Jika pemerintah Jepang sedang berpikir jauh ke depan, mereka mungkin sedang merencanakan untuk mengendalikan yen yang berulah, daripada sekadar menopangnya. Selama dua tahun terakhir, permainan kucing dan tikus antara spekulan dan otoritas Jepang—yang melibatkan taruhan besar melawan yen karena selisih suku bunga dengan negara G7 lainnya—akhirnya mencapai klimaks bulan ini, dengan si kucing menjilat bibirnya meski sempat sedikit kewalahan.
Pelemahan yen yang mencapai titik terendah dalam hampir empat dekade, yang berperan dalam mundurnya perdana menteri Jepang pekan ini, telah memicu peringatan dari pemerintah selama berbulan-bulan, hingga akhirnya intervensi pembelian yen oleh Bank of Japan (BOJ) terjadi secara berkala.
Namun, ketika BOJ akhirnya menaikkan suku bunga pada 31 Juli lalu dan mengisyaratkan kemungkinan kenaikan lebih lanjut, gelembung “carry trade” pun pecah, dan yen berbalik dengan tajam—memicu gejolak pasar saham yang tajam namun singkat di Tokyo dan seluruh dunia.
Apakah tugas sudah selesai? Ada pendapat yang berpikir ini mungkin terlalu berhasil. Jika merujuk pada sejarah panjang di mana BOJ sering membeli atau menjual yen setiap dua hingga tiga tahun untuk mengendalikan pergerakannya, ada kemungkinan yen akan kembali menguat secara berlebihan.
Bahkan Nomura, perusahaan pialang terbesar di Jepang, telah memperingatkan kemungkinan ini sebelum gejolak pekan lalu. Mereka mengisyaratkan bahwa mungkin perlu memikirkan intervensi untuk membatasi kekuatan yen, bukan kelemahannya, meskipun ini belum menjadi skenario utama mereka.
Hingga sekitar sepuluh tahun yang lalu, pola ini memang terjadi. Intervensi mata uang yang paling terkenal adalah tindakan kolektif G5 dan G7 pada tahun 1985 dan 1987, dengan Plaza Accord untuk melemahkan dolar diikuti oleh Louvre Accord dua tahun kemudian untuk mendukung dolar. Yen/dolar menjadi inti dari pergerakan tersebut.

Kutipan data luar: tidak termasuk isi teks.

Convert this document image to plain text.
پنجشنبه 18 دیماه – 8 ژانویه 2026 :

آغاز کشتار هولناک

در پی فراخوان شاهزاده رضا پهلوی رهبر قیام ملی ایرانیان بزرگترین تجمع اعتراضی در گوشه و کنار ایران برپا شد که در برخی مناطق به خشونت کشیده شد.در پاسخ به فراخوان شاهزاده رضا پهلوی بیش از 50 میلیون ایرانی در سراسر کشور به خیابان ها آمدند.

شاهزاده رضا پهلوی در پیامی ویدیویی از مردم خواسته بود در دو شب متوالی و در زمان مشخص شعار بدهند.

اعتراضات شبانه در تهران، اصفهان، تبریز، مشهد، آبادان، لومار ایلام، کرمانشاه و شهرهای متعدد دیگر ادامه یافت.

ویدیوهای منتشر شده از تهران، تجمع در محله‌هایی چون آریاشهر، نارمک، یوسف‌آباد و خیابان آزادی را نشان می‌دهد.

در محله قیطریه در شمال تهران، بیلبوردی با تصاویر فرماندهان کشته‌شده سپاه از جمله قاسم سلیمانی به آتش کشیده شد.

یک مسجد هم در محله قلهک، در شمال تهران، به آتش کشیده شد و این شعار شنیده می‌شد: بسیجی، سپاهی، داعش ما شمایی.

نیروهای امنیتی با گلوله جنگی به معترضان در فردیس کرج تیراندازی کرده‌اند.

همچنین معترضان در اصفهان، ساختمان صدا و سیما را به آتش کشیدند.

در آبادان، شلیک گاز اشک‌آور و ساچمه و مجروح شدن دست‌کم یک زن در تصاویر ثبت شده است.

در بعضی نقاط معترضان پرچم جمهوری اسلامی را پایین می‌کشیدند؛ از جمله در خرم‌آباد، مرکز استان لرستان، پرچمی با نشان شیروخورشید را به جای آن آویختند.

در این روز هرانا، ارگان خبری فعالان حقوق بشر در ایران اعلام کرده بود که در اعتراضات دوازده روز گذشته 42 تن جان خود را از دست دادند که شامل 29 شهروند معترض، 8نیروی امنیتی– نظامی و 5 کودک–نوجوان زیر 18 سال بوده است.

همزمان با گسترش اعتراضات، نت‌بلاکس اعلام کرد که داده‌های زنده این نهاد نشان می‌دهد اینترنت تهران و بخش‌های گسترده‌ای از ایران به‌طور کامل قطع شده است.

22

Namun, setelah krisis keuangan 2007-2008, di mana suku bunga di hampir semua anggota G7 mendekati level nol Jepang, godaan carry trade mereda, dan nilai tukar yen stabil, mengurangi kebutuhan intervensi dari BOJ.
Lonjakan liar dalam beberapa minggu terakhir hanyalah pengingat bahwa yen cenderung bergerak berlebihan.
Ke depan, tidak sulit untuk membayangkan dari mana lonjakan kekuatan yen bisa muncul. Ketika suku bunga kebijakan AS dan G7 lainnya akhirnya turun dan carry trade mereda, Jepang mungkin merasa lebih percaya diri untuk melangkah lebih jauh dalam “normalisasi”—semakin yakin bahwa deflasi yang dialami sejak 1990-an telah berakhir.
Meskipun pasar saat ini menganggap Tokyo mungkin lebih berhati-hati dalam menaikkan suku bunga karena takut mengguncang pasar saham seperti yang terjadi awal bulan ini, pembaruan PDB terbaru mungkin memberikan dorongan, perdana menteri baru akan segera memimpin, dan Federal Reserve AS kemungkinan akan mulai memangkas suku bunga bulan depan.
Namun, jika kekuatan yen bergerak terlalu cepat, ada kemungkinan intervensi dilakukan untuk menenangkannya kembali.